An environmentally unhealthy school can cause both developmental and physical health issues. According to the American Lung Association reported that children in the United States miss 14 million school days each year because of asthma, which can be aggravated by environmental pollutants found in schools, homes and outdoors.

In schools, some of the unhealthiest environmental practices are the use of toxic cleaning products and pesticides, cluttered classrooms and air pollution. According to Ellsworth and the collaboration’s website, some of the greatest improvements to ensure an environmentally healthy school can be made by reducing the use of pesticides in and outside of school buildings; changing cleaning products to non-toxic alternatives; eliminating or significantly reducing idling of school busses or vehicles while on school properties; and de-cluttering classrooms to improve the quality of air flow.

 And like many health issues, African-Americans can be more affected than any other race. According to a report in the May 2011 edition of Health Affairs entitled “Air Pollution Around Schools is Linked to Poorer Student Health and Academic Performance,” “a large and growing body of evidence shows that pollution burdens fall disproportionately on low-income and racial or ethnic minority communities.” Ellsworth agrees, but said there are not well-recognized national statistics on the topic.

Timothy Gabauer, superintendent of McKeesport Area High School, which serves approximately 3500 students, said, “One of our main goals is to try to provide a safe and productive work environment for the students and for the teachers. I think it’s critical that we can either validate things that we are doing well or find areas that need assistance and make the pertinent corrections.”

He said that the Collaboration “helps us to identify what is working, and what may not be and what we can do to make those changes.”
Gabauer said that although the initiative is in the beginning stages at his district, he has begun meeting with a core team and looking at individual buildings to identify what will be their focus, which they decided will be indoor air quality, de-cluttering and looking at the cleaning products they use and their practices. He said the district’s maintenance department has looked at their products and what their practices are and now it will be taken to the classroom, to see what can be done.

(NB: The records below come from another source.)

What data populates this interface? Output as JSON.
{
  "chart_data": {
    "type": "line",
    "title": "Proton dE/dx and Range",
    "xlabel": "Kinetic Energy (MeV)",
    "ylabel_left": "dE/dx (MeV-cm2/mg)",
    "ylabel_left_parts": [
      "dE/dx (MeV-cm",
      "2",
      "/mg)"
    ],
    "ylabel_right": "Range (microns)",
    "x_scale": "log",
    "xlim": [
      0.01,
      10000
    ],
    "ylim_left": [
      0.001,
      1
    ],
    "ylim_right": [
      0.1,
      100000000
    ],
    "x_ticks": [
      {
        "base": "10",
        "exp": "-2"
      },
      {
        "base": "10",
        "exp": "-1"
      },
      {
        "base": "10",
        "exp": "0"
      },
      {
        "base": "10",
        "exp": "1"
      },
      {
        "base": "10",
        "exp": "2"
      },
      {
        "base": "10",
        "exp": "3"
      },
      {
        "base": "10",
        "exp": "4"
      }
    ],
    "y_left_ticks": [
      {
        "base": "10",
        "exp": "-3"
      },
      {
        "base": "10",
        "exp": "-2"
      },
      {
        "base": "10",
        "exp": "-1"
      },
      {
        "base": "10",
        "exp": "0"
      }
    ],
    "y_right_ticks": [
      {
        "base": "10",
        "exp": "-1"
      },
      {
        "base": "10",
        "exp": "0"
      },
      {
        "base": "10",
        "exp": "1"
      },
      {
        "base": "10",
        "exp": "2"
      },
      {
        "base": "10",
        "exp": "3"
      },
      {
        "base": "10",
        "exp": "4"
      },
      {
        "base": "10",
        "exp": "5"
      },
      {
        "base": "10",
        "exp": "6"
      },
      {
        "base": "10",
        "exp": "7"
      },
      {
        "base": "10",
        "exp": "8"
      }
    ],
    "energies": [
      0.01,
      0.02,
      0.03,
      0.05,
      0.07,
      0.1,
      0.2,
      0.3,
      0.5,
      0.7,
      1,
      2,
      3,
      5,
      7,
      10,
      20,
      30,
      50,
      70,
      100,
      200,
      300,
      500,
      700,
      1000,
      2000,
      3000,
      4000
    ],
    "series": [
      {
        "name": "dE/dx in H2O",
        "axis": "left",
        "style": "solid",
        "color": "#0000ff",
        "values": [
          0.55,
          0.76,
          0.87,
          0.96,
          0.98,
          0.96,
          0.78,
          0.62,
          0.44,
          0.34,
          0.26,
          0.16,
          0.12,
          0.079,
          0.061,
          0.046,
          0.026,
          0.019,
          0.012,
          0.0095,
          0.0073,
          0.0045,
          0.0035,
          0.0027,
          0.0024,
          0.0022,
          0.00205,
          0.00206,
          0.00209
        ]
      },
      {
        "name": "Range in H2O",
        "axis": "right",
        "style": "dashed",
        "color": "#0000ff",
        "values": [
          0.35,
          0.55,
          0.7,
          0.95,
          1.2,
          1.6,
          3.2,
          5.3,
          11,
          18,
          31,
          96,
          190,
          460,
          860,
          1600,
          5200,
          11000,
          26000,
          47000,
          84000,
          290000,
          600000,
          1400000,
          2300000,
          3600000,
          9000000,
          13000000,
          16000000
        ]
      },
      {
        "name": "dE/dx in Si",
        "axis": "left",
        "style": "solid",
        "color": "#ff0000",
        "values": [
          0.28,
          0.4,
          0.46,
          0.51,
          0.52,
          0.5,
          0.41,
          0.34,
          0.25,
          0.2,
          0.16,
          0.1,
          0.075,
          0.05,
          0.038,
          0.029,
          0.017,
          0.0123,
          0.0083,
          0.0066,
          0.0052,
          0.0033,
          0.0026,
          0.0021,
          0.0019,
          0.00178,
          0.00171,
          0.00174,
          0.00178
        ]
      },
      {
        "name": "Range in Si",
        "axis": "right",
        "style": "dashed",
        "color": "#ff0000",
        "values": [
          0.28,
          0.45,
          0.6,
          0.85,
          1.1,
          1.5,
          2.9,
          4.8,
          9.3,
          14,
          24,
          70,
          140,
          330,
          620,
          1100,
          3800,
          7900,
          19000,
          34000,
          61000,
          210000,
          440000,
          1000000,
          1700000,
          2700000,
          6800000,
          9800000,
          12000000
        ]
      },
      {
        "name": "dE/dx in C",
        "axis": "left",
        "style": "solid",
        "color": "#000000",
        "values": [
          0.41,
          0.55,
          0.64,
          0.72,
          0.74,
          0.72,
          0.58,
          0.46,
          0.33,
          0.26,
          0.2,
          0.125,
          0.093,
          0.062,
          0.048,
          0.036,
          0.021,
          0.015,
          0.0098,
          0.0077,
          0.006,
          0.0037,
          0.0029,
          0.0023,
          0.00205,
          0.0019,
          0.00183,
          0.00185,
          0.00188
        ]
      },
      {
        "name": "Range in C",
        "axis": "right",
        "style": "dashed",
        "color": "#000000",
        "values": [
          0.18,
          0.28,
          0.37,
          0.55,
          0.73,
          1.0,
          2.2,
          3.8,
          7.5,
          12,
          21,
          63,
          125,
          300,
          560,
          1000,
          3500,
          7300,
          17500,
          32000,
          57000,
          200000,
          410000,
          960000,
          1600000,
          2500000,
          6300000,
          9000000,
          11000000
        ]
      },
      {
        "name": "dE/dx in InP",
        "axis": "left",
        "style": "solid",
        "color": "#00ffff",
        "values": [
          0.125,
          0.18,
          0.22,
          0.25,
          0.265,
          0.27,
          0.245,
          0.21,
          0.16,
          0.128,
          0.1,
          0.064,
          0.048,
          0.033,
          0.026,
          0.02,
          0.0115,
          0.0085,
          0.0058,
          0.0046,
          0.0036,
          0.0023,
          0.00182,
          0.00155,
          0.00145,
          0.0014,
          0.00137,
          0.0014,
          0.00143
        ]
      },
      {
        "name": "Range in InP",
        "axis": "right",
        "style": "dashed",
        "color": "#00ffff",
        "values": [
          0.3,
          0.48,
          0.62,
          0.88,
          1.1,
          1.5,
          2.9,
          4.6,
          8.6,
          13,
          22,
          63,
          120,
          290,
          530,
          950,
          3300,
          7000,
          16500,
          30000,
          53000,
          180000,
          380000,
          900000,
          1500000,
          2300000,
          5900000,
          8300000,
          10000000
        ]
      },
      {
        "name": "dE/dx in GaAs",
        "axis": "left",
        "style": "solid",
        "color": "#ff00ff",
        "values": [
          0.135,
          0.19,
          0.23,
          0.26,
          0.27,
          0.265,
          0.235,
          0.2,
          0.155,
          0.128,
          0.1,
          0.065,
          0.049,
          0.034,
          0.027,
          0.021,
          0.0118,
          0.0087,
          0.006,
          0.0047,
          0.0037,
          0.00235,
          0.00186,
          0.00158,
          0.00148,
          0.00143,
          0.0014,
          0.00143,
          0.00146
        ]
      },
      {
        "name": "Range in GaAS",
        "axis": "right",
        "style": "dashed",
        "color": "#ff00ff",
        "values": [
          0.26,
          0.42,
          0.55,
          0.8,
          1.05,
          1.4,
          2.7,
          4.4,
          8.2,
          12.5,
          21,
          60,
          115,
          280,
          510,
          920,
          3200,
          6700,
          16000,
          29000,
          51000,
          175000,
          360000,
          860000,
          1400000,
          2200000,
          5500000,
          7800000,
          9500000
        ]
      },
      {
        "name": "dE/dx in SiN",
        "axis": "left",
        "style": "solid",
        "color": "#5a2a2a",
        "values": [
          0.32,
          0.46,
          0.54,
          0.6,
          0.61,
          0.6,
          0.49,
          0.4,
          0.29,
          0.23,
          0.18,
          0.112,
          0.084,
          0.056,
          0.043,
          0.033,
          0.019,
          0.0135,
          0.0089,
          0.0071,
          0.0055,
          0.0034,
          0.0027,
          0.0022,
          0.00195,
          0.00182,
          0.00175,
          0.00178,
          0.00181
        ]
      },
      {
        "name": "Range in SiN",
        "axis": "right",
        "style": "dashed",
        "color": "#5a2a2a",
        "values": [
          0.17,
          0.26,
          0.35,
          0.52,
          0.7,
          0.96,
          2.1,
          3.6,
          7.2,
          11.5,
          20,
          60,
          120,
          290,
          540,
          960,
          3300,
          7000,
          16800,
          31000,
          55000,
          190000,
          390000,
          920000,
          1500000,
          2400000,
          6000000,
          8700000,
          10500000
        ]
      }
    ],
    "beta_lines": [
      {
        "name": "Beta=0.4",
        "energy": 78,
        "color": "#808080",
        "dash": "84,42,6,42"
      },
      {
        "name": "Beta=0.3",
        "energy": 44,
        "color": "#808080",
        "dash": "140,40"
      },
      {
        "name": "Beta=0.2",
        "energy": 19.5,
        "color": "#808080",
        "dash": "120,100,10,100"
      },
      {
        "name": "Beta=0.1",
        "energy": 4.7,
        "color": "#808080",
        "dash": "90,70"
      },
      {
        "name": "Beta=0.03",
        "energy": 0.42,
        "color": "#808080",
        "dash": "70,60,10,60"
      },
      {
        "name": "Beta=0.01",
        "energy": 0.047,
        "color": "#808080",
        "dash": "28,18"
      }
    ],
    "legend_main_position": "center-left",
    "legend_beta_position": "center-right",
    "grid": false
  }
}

Like Gabauer’s school district, Cheryl Griffith, superintendent of Allegheny Valley School District, which serves approximately 1,000 K-12 students, said her district is also in the planning stages also. She said her team is taking a look at the district’s purchasing history of products and learning about other products that may be wiser. They are also doing an inventory of how products are stored and used and the end stage is how chemicals are discarded, making sure that is safe and within guidelines.

“Our goal is to be a more educated school community (which includes students, teachers, staff and parents) and to have a sustained effort that they carry with them to continue to get better at a healthier school,” Griffith said.

Although the Collaboration is in the pilot phase of its initiative, Ellsworth said there are plans to eventually reach out to other school districts within the area. “We want to work with as many school districts as possible. Our goal is to add three to five more within the next year.”

Becoming an environmentally healthy school can happen on any level, it just starts with one. Ellsworth said the Collaboration is always willing to help schools interested in joining the cause.

“Just call us, talk to us. We’ll make every effort in what we have to work with them or get them ready and moving,” he said. “Because this is about the schools, not us. We want to encourage them to take the first step and see it’s a benefit, not a burden.”